Amy54 said:
are the safety protocols in place in setablishments dealing with fissionable material adequate for public safety?
The problem lies in your "adequate". What's adequate ? Perfect safety ? 100% guarantee that never anything will ever happen ? As Russ pointed out, that's almost the case in the Western nuclear industry in recent times (I'm not talking about the pioneering years).
However, asking for perfection is the best way to get nowhere. So what is "adequate" ? A more reasonable answer to that question is rather: what do we ACCEPT as "adequate" in other activities ? What do we NOT consider as a national or world crisis because of the inadequacy of the safety ? What choices do we make, ourselves, which indicate what we consider adequate safety ?
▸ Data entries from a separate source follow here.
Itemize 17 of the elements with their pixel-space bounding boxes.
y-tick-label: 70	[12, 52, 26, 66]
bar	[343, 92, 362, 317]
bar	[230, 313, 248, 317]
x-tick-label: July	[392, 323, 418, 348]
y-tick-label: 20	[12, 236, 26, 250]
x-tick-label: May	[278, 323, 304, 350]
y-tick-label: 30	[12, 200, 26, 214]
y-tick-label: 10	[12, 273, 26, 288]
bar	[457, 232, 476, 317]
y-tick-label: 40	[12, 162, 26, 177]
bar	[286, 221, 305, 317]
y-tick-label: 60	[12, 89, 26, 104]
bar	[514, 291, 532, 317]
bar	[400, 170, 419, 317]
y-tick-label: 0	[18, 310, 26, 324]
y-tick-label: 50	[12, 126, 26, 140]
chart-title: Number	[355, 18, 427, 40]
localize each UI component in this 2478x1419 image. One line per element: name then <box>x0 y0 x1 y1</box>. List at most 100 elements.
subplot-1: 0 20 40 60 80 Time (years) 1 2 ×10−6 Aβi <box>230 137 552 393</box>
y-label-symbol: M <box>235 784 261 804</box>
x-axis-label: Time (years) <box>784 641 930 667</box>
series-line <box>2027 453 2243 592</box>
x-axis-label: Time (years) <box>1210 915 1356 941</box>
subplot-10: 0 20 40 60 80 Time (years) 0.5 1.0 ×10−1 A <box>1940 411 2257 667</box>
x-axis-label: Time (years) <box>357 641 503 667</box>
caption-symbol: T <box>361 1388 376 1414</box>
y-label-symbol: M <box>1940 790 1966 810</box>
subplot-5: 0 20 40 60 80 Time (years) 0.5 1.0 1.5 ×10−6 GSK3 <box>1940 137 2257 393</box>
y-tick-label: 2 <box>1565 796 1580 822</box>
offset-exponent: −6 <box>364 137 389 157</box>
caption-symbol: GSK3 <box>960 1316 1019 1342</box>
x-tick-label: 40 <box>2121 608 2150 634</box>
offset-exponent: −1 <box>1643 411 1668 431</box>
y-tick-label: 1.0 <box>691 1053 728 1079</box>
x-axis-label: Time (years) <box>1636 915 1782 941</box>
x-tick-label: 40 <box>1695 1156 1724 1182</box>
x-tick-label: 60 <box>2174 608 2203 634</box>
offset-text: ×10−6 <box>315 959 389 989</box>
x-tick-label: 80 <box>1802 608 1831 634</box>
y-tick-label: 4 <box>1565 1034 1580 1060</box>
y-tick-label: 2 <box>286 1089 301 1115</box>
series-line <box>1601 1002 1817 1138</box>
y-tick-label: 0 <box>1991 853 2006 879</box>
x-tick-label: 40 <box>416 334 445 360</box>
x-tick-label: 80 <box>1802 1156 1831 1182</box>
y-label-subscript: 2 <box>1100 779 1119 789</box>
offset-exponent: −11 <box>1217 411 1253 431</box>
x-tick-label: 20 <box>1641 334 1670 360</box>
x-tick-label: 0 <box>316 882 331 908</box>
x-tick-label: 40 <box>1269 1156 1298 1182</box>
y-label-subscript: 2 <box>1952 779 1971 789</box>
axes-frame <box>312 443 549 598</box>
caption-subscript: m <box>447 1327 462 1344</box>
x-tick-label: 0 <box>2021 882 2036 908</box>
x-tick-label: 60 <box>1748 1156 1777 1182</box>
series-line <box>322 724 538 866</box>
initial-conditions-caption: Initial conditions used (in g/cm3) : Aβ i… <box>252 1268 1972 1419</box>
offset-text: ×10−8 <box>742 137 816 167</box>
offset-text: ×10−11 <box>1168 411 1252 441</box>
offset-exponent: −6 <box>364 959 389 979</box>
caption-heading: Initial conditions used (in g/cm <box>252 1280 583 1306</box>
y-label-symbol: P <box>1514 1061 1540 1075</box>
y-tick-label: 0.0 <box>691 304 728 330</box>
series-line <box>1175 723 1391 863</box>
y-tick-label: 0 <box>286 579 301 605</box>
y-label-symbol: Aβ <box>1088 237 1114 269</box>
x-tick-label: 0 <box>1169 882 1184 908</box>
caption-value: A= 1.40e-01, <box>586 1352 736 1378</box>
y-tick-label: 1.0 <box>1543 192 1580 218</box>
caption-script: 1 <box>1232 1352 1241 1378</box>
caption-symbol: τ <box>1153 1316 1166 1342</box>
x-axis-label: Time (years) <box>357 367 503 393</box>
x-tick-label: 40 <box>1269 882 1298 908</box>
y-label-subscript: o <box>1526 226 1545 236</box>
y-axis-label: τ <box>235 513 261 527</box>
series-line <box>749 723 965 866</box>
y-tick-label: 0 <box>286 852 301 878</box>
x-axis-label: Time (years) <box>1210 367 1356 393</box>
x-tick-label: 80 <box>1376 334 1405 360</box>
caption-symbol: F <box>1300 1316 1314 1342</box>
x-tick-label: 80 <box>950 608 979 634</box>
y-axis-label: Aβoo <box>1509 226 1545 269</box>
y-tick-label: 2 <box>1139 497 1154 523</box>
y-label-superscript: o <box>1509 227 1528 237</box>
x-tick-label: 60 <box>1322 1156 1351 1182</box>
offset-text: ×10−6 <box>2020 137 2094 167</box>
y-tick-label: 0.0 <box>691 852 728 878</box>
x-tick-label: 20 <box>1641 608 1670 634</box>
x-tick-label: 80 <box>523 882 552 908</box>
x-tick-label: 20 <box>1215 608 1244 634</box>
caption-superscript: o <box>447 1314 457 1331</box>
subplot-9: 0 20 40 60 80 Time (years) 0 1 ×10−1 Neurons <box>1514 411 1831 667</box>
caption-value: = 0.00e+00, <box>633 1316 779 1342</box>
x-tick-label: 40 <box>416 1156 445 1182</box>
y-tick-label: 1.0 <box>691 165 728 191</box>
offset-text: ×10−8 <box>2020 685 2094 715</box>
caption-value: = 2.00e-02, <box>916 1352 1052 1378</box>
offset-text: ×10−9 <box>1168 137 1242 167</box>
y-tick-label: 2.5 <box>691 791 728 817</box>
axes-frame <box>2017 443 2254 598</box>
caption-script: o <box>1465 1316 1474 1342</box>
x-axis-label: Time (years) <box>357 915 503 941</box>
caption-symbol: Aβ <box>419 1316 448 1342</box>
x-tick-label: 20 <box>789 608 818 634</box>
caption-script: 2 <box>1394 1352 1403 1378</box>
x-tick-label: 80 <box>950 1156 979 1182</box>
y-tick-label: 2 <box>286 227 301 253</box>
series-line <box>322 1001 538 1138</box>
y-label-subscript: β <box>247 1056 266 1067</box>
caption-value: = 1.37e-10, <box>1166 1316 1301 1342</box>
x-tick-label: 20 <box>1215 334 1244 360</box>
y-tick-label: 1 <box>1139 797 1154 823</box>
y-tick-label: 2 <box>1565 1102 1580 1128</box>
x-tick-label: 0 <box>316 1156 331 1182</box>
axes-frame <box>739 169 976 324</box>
Now, when you look at airplane traffic, at car traffic, at chemical industry, at sports activities, at most professional activities, then you will see that the *actual risk* (that is the average number of victims over a long period of time) of these activities surpasses by several orders of magnitude the risk associated with nuclear practices. So unless the advantages of nuclear practices are orders of magnitude less than those of, say, scuba diving, then by all reasonable standards, nuclear practices have adequate safety.
Otherwise, it would mean that one has "standards of safety" which are totally different for many human activities on one hand, and nuclear practices on the other, which doesn't make any sense. You cannot accept activities which kill millions of people on one hand as "adequately safe" and at the same time consider activities where the casualties can be counted on one hand as having inadequate safety.
If you fight inadequate safety, you should start by those activities that generate most victims first. And if you want to cut down on those until you reach nuclear practices, well, then we're living in caves again, because we have to stop with 99.9% of all our civilized activities.